Voilà plus d’une heure que nous sommes arrivés, Biou et moi retournons au guichet LAN récupérer l’étiquette qui confirme que nos valises sont dirigées vers Mata Veri, l’aéroport de l’île de Pâques. Petite attente, 2 jeunes sud-américains en transit vers Los Angeles depuis un jour et demi sont en train d’échanger avec l’employé. Finalement, ils obtiennent gain de cause, ils seront embarqué sur le prochain vol quoi qu’il arrive. En deux coups de cuillère à pot nous récupérons notre étiquette. Retour vers la salle d’embarquement.
Après quelques heures d’attente, l’embarquement est annoncé porte 17, nous nous y rendons et attendons que celui-ci débute. Rien, pas d’embarquement… au bout d’un certain temps, nouvelle annonce, l’embarquement est retardé et aura lieu porte 20.
Nous suivons la foule vers la porte 20. Attente, longue attente… nouveau changement, cette fois c’est porte 28 qu’aura lieu l’embarquement, promis, juré !

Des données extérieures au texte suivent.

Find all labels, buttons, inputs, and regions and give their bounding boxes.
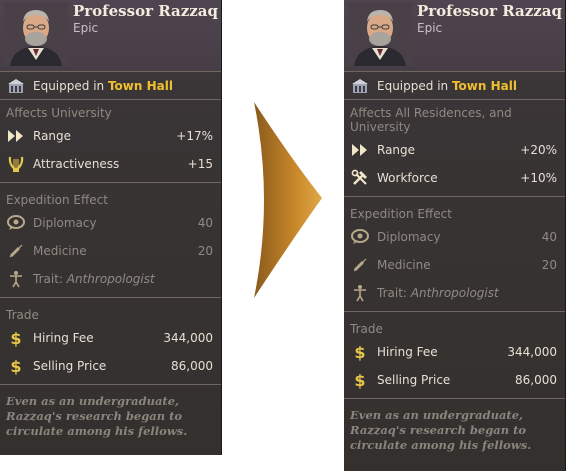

Nous descendons à l’étage inférieur  où se trouve cette porte. L’embarquement est prévu dans une heure… une heure et demi plus tard, l’avion a du retard, il faut encore attendre une heure. Le fils de Carine et Christophe fait le spectacle, déclenchant sourires et grimaces parmi les passagers à demi-endormis. Vers 2h30 du matin, nouvelle annonce, l’embarquement est prévu à 3h00 porte 23. Une Nuée de zombies râleurs se lève et remonte à l’étage, direction porte 23. L’embarquement à enfin lieu. Bonheur et délectation, lorsque nous pénétrons dans le boeing dont j’ai oublié le numéro… Petit écran individuel, de la place pour les jambes des personnes qui font plus d’un mètre cinquante, choix de jeux, de films, de musiques. Petite collation de qualité, personnel de vol charmant, la grande classe quoi !

5 heures plus tard, nous sommes arrivés à l’aéroport de Mata Veri, la preuve on nous désinsectise à nouveau ! Heureusement que je ne suis pas Pinocchio, sinon, Jiminy criquet serait mort dans l’avion.

Quelle heure est-il ? Quel jour sommes nous ? Je ne sais plus. Nous descendons sur le tarmac, il fait chaud, pas très beau, il pleut un peu d’ailleurs. Une queue se forme à l’entrée du principal bâtiment, sûrement le contrôle douanier. Nous avançons jusqu’à être bloqués à notre tour. Un policier circule avec un chien, d’abord tenu en laisse, au bout du cinquième passage, il le détache, le laissant flairer ou bon lui semble. Puis s’adressant à Carine, il lui dit d’avancer avec l’enfant, ils sont prioritaires. Nos amis escortés par le douanier suivi par le chien zigzaguent parmi les autres passagers jusqu’à ce qu’on les perde de vue. Nous avons essayé de profiter de l’ouverture créée par leur passage mais sommes restés bloqués contre un mur de taiwanais stagnant près des toilettes. Au bout d’une demi-heure nous atteignons enfin les guichets. On se retrouve dans une grande salle ou sont empilées les valises, près de la sortie, une grosse machine à rayons X, l’importation de nourriture, de fruits et légumes est interdite. Un employé nous demande si nous avons ce type d’articles dans nos bagages… non !? fais-je un peu étonné par la question. Il nous invite à glisser notre valise dans le gros appareil, histoire de s’assurer que nous n’allons pas ouvrir une épicerie à Honga Roa.
Rien, pas la queue d’une cerise, je reprends notre valise au cul de la machine, et rejoins la sortie où nous attendent avec impatience  Christophe, Carine et leur bambin. A côté d’eux un grand jeune homme plutôt sympathique nous accueille avec un collier de fleurs. C’est Sebastian, le fils de notre logeuse. Sa mère c’est absentée un instant, elle devait faire une course et revient nous récupérer.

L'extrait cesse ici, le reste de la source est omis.